Back in 2017, I grew increasingly annoyed by the social media platform I was using for publishing film reviews. Although an enjoyable and stimulating place a few years ago, I had found that SensCritique was getting ridden with advertisements, and I didn't like the carnival of links and images which were displayed on every page to enhance traffic. It didn't help either that the website would thrive on aggregating moviegoers information, therefore constantly spreading incentives that everything be graded on sight —something I came to believe to be quite an inappropriate way to apprehend culture.
Furthermore, as I got more preoccupied with creating my own stuff than discussing works by other artists, essentially I stopped caring about online film discussions (most of my interactions back then regrettably amounted to superficial analysis and attention-seeking comments, so I wouldn't dare to call it 'debating'). Thus I wasn't much concerned about losing so-called followers, and I was ready to move this humble activity to someplace it wouldn't get as many views. Writing lengthy and/or somewhat freewheeling online articles caters to few people's taste anyway, and I'm happy enough talking with a few close friends about whatever movie I saw recently.
My point here is twofold. I didn't care yet about having a website which felt my own; however, I needed a place removed from the frenzy of social media. Also, I knew that I would draw way less readers than before, which didn't bother me because I wasn't making money from this whimsical occupation, nor did I have any intention to. Still, it felt scary to stop participating in social media. No groundbreaking epiphany here, but it seems like you can't promote your work anymore without being complicit in many practices I'm not comfortable with. And I'm somewhat upset that this case should be considered settled by most people.
Later on, I worked on a series of pictures, but I lacked a place to publish them, so I ended up putting them on Facebook (they landed here eventually). This felt clumsy for a number of reasons similar to what drove me away from SensCritique. Yet, further than the need for an autonomous place to share my interests, it made me realize that I wanted the design of such a place to reflect my interests. I would not be satisfied unless the structure itself would feel as fulfilling as the content —at least to me, and hopefully to the users.
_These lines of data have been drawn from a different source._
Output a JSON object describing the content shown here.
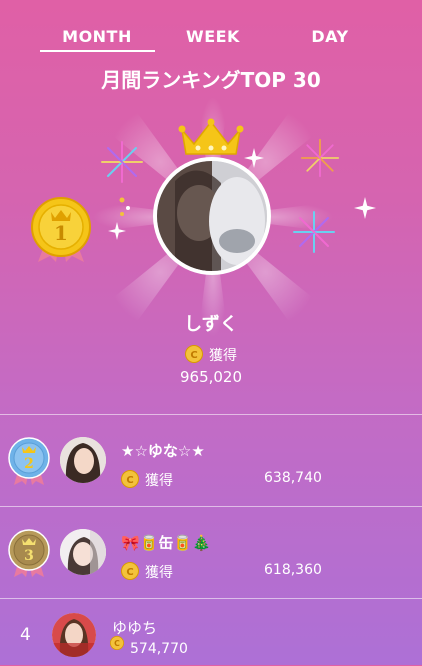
{
  "tabs": [
    {
      "label": "MONTH",
      "active": true
    },
    {
      "label": "WEEK",
      "active": false
    },
    {
      "label": "DAY",
      "active": false
    }
  ],
  "page_title": "月間ランキングTOP 30",
  "top": {
    "rank": "1",
    "name": "しずく",
    "earn_label": "獲得",
    "value": "965,020"
  },
  "rows": [
    {
      "rank": "2",
      "name": "★☆ゆな☆★",
      "earn_label": "獲得",
      "value": "638,740"
    },
    {
      "rank": "3",
      "name": "🎀🥫缶🥫🎄",
      "earn_label": "獲得",
      "value": "618,360"
    },
    {
      "rank": "4",
      "name": "ゆゆち",
      "value": "574,770"
    }
  ],
  "colors": {
    "gold": "#f5c518",
    "silver_blue": "#6fb2e8",
    "bronze": "#b79a5a",
    "coin": "#f3c23b"
  }
}
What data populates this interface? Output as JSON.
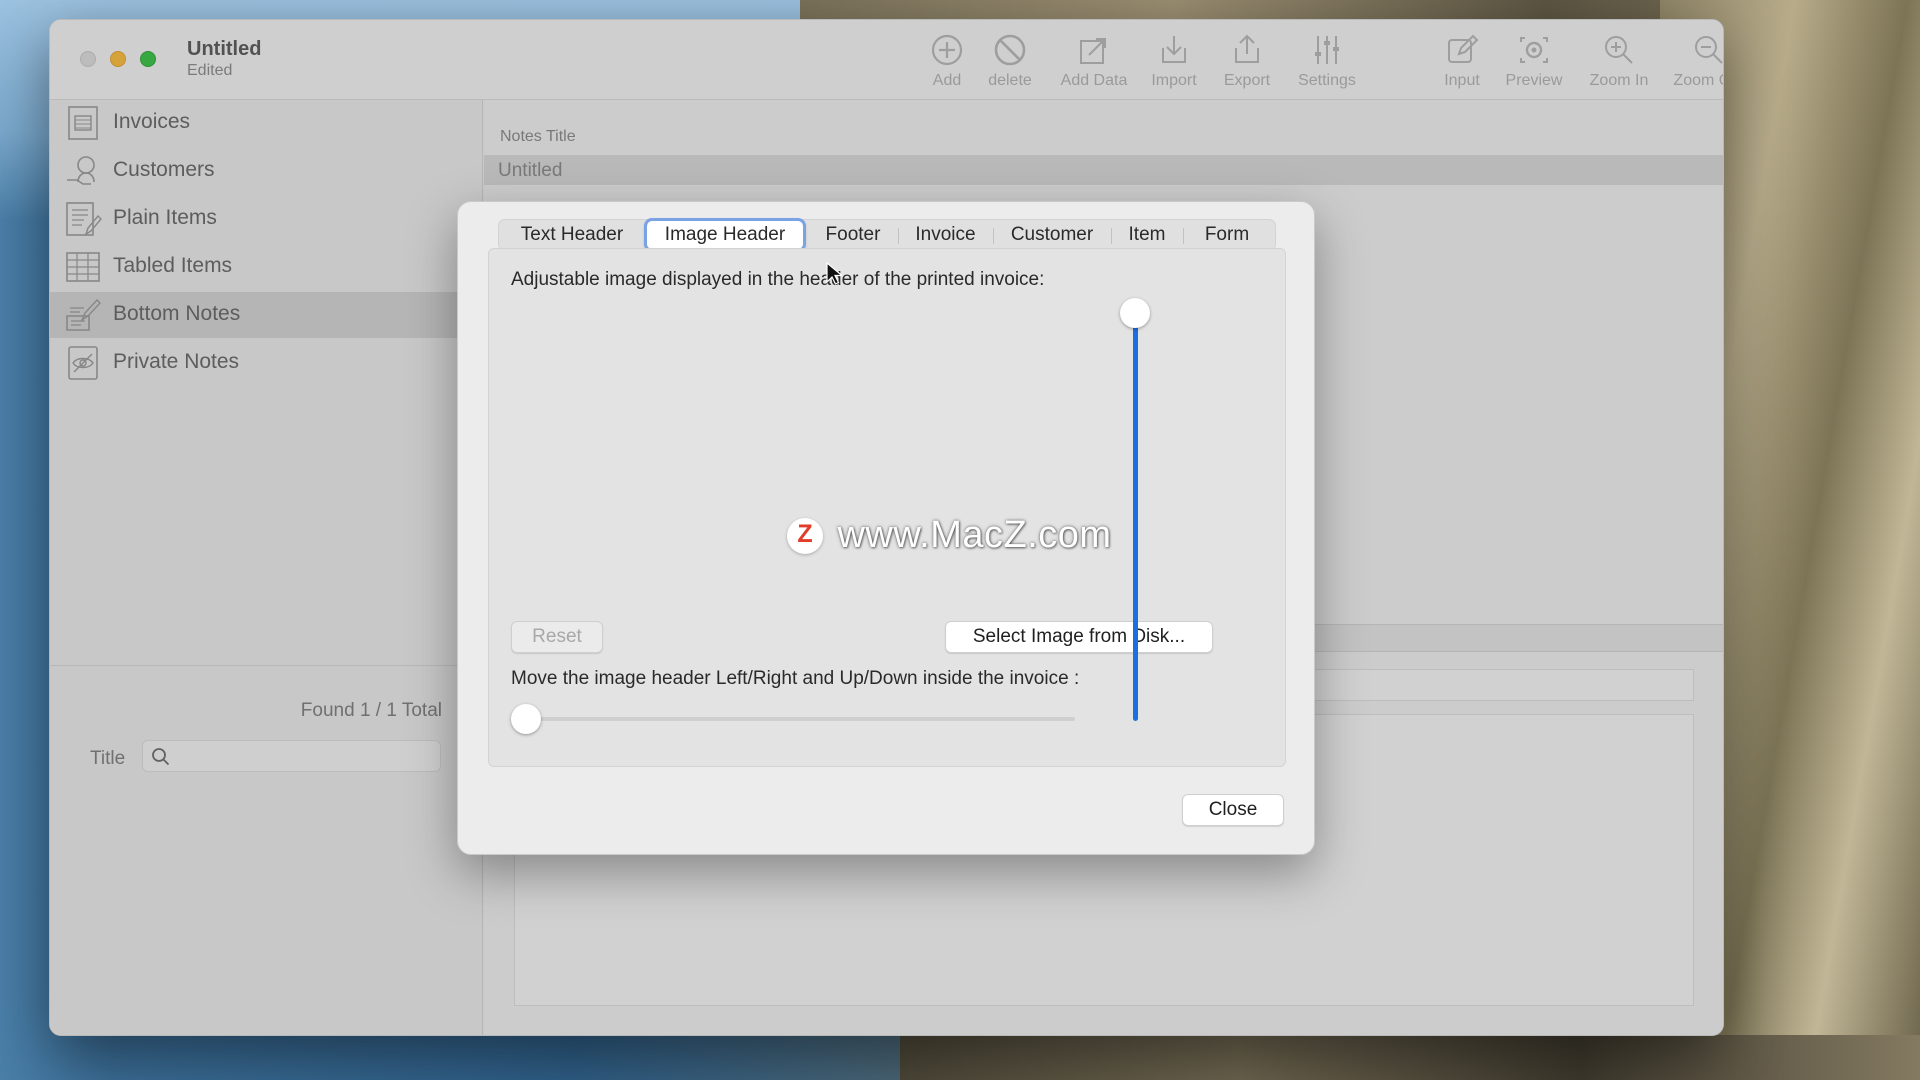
{
  "window": {
    "title": "Untitled",
    "subtitle": "Edited"
  },
  "toolbar": {
    "items": [
      {
        "label": "Add",
        "icon": "plus-circle-icon"
      },
      {
        "label": "delete",
        "icon": "prohibit-icon"
      },
      {
        "label": "Add Data",
        "icon": "add-data-icon"
      },
      {
        "label": "Import",
        "icon": "import-icon"
      },
      {
        "label": "Export",
        "icon": "export-icon"
      },
      {
        "label": "Settings",
        "icon": "sliders-icon"
      },
      {
        "label": "Input",
        "icon": "pencil-square-icon"
      },
      {
        "label": "Preview",
        "icon": "eye-icon"
      },
      {
        "label": "Zoom In",
        "icon": "zoom-in-icon"
      },
      {
        "label": "Zoom Out",
        "icon": "zoom-out-icon"
      }
    ]
  },
  "sidebar": {
    "items": [
      {
        "label": "Invoices",
        "icon": "invoice-icon"
      },
      {
        "label": "Customers",
        "icon": "customer-icon"
      },
      {
        "label": "Plain Items",
        "icon": "plain-items-icon"
      },
      {
        "label": "Tabled Items",
        "icon": "table-icon"
      },
      {
        "label": "Bottom Notes",
        "icon": "notes-icon",
        "selected": true
      },
      {
        "label": "Private Notes",
        "icon": "private-notes-icon"
      }
    ],
    "found": "Found 1 / 1 Total",
    "search_label": "Title",
    "search_value": ""
  },
  "main": {
    "notes_title_label": "Notes Title",
    "notes_title_value": "Untitled"
  },
  "sheet": {
    "tabs": [
      {
        "label": "Text Header"
      },
      {
        "label": "Image Header",
        "active": true
      },
      {
        "label": "Footer"
      },
      {
        "label": "Invoice"
      },
      {
        "label": "Customer"
      },
      {
        "label": "Item"
      },
      {
        "label": "Form"
      }
    ],
    "description": "Adjustable image displayed in the header of the printed invoice:",
    "reset_label": "Reset",
    "select_image_label": "Select Image from Disk...",
    "move_description": "Move the image header Left/Right and Up/Down inside the invoice :",
    "close_label": "Close",
    "horizontal_slider_value": 0,
    "vertical_slider_value": 1
  },
  "watermark": {
    "logo_letter": "Z",
    "text": "www.MacZ.com"
  },
  "colors": {
    "accent": "#1b6fe0",
    "tab_focus": "#7aa3e6"
  }
}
This intent covered both the logical arrangement and the graphical rendering of the content (I guess that's what they call HTML and CSS, duh). As it happened, this longing for idiosyncrasy obviously ruled out other social media, but it also excluded WordPress-powered projects and whatnots. Even though I could tinker with existing content management systems to display photos and publish blog articles, I could not get the media reviewing/archive platform I was longing for, except if I wrote my own web application.
At that point I roughly saw what I had to build, and I was ready to get some work done. The only issue was, I knew zilch about web development. Oops. Time to pull some tricks.
- I used to work in computer security, so I was already quite, eh, computer-fluent. I would have to get familiar with a whole new field, but it should help to know stuff about Unix-like environments and also some programming (and so it did).
- I'm confident about being a fast learner. That is, when I'm convinced I need to be, otherwise I get bored, rebellious and/or sick of everything on earth. There may be various reasons for this situation, but I met quite a few people who had the abilities but lacked the self-assurance, so it seemed worth noting, however effortless it might sound to some.
- More than anything else maybe, I was able to free significant time for this. By the end of 2017 I had quit my regular job, and I also put many things aside in order to move some personal projects forward. Whether this was healthy or not will be discussed later. At any rate, it should be considered that I felt comfortable enough, money-wise, to spend several weeks on this. It's kind of self-indulgent to engage in something which I could afford to fail, yet it's precisely because I turned this into a non-risk that I couldn't bear not to do it.
Finally, I should talk about one strong belief which underpins the whole plan. The more I'm involved in the different steps and components of a project, the more it will make me content. Even if there existed some out-of-the-box solution which gave me everything I needed at once, I probably wouldn't take it. This could be contemptuously dismissed as reinventing the wheel, but it's more than a matter of intellectual curiosity.
On some occasions, my job used to leave me disheartened because my contributions were far from giving me a hold on what was a massive undertaking. In the endeavours I pursue now, I need to deliver something that feels final, and I need to exert as much control as I can beforehand. I struggle to feel complete when I mindlessly use other people's work. It can be rather demanding to appropriate new tools and knowledge in this way, but eventually it makes me feel like I own the entirety of my labour, of my creation, of my life force. An invaluable feeling indeed.